The success of the first LP was immense and Polydor didn’t wait long before they issued a second one, recorded as the first one between the 1st of May and the 1st of August 1965. The songs Wunderlich chose were so intimately tied to other -and greater- tenors that the German singer set himself an impossible goal: still it is better to reach for the sky than to admit defeat immediately but honourable defeat it inevitably was. Wunderlich’s clear but still German way of singing (with some explosive consonants) and his lack of warmth and heft make him no contender for Enrico Caruso in Mattinata (of course written for the Neapolitan tenor) and though there is a lot of sun in Wunderlich’s voice, it cannot be compared with the blazing shine of Corelli’s ‘O sole mio’ recorded only a few years earlier. Wunderlich next tackles Beniamino Gigli and he does well in ‘Non ti scordar di me’ (sung in German as Gigli himself did in the German version of the movie) but of course the German tenor doesn’t have the sweetness to rival the beauty of sound of the Italian from Recanati.
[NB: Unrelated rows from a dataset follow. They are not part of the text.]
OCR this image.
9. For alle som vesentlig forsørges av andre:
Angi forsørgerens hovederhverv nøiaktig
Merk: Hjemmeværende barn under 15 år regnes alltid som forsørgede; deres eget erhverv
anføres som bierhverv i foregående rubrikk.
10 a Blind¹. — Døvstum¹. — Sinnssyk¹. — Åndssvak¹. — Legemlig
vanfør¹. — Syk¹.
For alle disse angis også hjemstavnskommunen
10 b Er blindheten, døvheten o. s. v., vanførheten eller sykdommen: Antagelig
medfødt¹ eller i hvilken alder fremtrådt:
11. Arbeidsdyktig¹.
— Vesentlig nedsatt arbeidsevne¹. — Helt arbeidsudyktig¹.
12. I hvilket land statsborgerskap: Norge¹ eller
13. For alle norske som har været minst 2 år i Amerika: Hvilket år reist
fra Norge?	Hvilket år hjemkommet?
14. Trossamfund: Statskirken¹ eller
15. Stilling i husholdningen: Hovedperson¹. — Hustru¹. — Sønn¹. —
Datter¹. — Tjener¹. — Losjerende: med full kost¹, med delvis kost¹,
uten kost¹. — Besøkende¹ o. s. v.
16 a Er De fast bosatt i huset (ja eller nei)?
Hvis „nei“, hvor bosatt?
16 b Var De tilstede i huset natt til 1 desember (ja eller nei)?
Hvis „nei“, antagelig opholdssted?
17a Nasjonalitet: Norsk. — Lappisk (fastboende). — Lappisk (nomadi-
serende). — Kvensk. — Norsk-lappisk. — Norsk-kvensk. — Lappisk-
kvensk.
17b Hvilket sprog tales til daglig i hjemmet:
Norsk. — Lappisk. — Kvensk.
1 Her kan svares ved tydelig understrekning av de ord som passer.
Then it’s time to take up Joseph Schmidt and this time he comes near in that older tenor’s movie song ‘Ein Lied geht um die Welt’ as brilliance and a gleaming top are the main requisites. But in ‘Tiri tomba’ or ‘Funiculi’ one immediately once again hears the difference between Schmidt (a great tenor singing in German) and Wunderlich (a great German tenor singing): the Jewish tenor has better coloratura and so much more morbidezza in the voice. The last three items on this second CD however have Wunderlich as a clear winner. These are all from Jan Kiepura’s movies and the elder tenor with the harsh voice and the too open sounds is no match for the younger singer who has far more elegance and legato than his predecessor. At the time the recordings appeared some people already complained of the bad (‘Tiri tomba’ is even more than bad) arrangements, the syrupy orchestration and the little chorus in the background.